A new study dubbed Next Generation Report released by the British Council shows that about 58 per cent of youth sampled agreed that university education is more valuable than vocational training, which could be the reason why enrolment in universities has risen sharply since 2012.
Only a third of those interviewed, however, insisted that vocational training is better than university education. Many youth think polytechnics are for academic failures.
According to data by Kenya National Bureau of Statistics, student’s enrolment in public universities has doubled since 2012 from 251,196 to 512,924 by 2015.
On the contrary, admissions in vocational training centres rose by less than 10 per cent. “In university, you get to define yourself, to know who you are and interact with many people. Most people in my county believe that polytechnic schools are for failures,” said a respondent from Siaya.
According to the study, over 86 per cent of Kenyan youth aged between 15 and 24 years believe that education is the ultimate path to a successful life.Slightly below a quarter of the respondents highlighted lack of good education as their main challenge in life while only 21 per cent confessed to have college or university education.
Interestingly, while the youth agreed that Kenya’s education system is on a springboard, they said it cannot match that offered in western countries. About 38 per cent said the United States and United Kingdom offer quality education.
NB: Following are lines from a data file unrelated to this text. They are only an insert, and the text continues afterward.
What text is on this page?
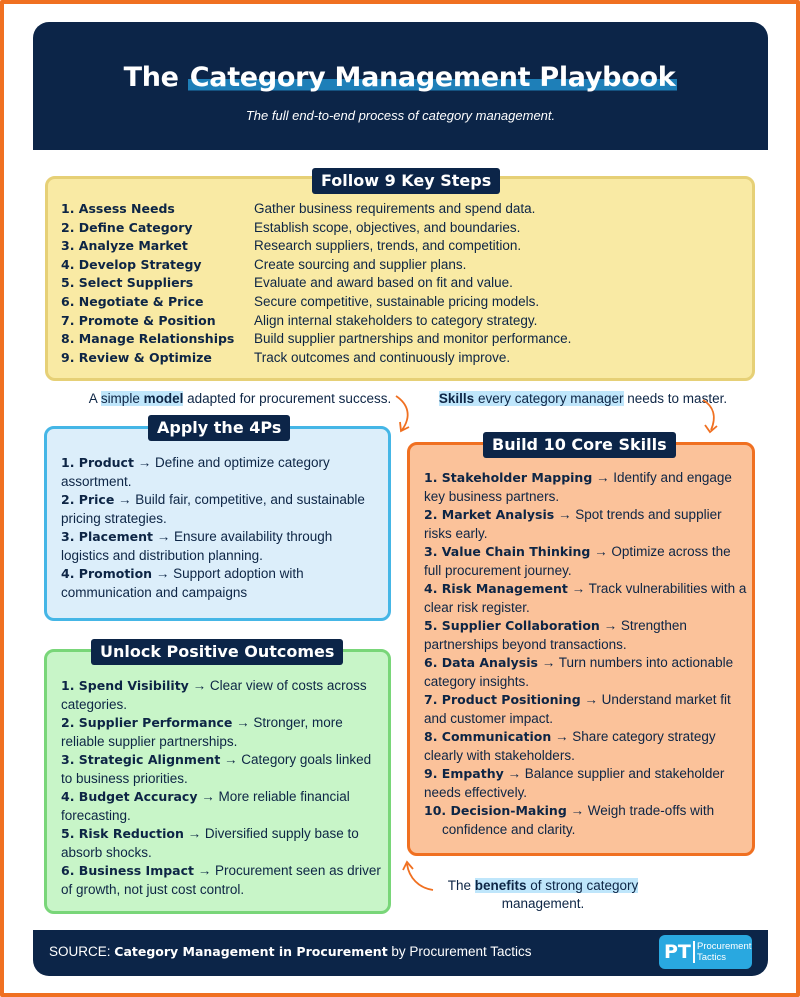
The Category Management Playbook
The full end-to-end process of category management.
Follow 9 Key Steps
1. Assess Needs	Gather business requirements and spend data.
2. Define Category	Establish scope, objectives, and boundaries.
3. Analyze Market	Research suppliers, trends, and competition.
4. Develop Strategy	Create sourcing and supplier plans.
5. Select Suppliers	Evaluate and award based on fit and value.
6. Negotiate & Price	Secure competitive, sustainable pricing models.
7. Promote & Position	Align internal stakeholders to category strategy.
8. Manage Relationships	Build supplier partnerships and monitor performance.
9. Review & Optimize	Track outcomes and continuously improve.
A simple model adapted for procurement success.	Skills every category manager needs to master.
The benefits of strong category management.
Apply the 4Ps
1. Product → Define and optimize category assortment.
2. Price → Build fair, competitive, and sustainable pricing strategies.
3. Placement → Ensure availability through logistics and distribution planning.
4. Promotion → Support adoption with communication and campaigns
Unlock Positive Outcomes
1. Spend Visibility → Clear view of costs across categories.
2. Supplier Performance → Stronger, more reliable supplier partnerships.
3. Strategic Alignment → Category goals linked to business priorities.
4. Budget Accuracy → More reliable financial forecasting.
5. Risk Reduction → Diversified supply base to absorb shocks.
6. Business Impact → Procurement seen as driver of growth, not just cost control.
Build 10 Core Skills
1. Stakeholder Mapping → Identify and engage key business partners.
2. Market Analysis → Spot trends and supplier risks early.
3. Value Chain Thinking → Optimize across the full procurement journey.
4. Risk Management → Track vulnerabilities with a clear risk register.
5. Supplier Collaboration → Strengthen partnerships beyond transactions.
6. Data Analysis → Turn numbers into actionable category insights.
7. Product Positioning → Understand market fit and customer impact.
8. Communication → Share category strategy clearly with stakeholders.
9. Empathy → Balance supplier and stakeholder needs effectively.
10. Decision-Making → Weigh trade-offs with confidence and clarity.
SOURCE: Category Management in Procurement by Procurement Tactics	PT Procurement
Tactics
Of those interviewed, 71 per cent said they were willing to relocate to western countries for better lives, especially to access better education. The rising use of internet technology is the main influencer of the youths’ desire to go majuu (overseas).
The study also focused the youths’ perception on education system and employability in Kenya. About 67 per cent said the main challenge they face is unemployment despite attainment of university education. “I have worked hard to get good grades and I am a well-read, smart person.
It is so incredibly demoralising that some guy who is related to some politician and barely finished high school is probably going to steal my job,” said a girl respondent from Nairobi.
The report also gave recommendations, which respondents believed can improve education quality. British Council Country Director in Kenya, Tony Reilly said the report, which gives us an opportunity for Kenyan youth to be heard.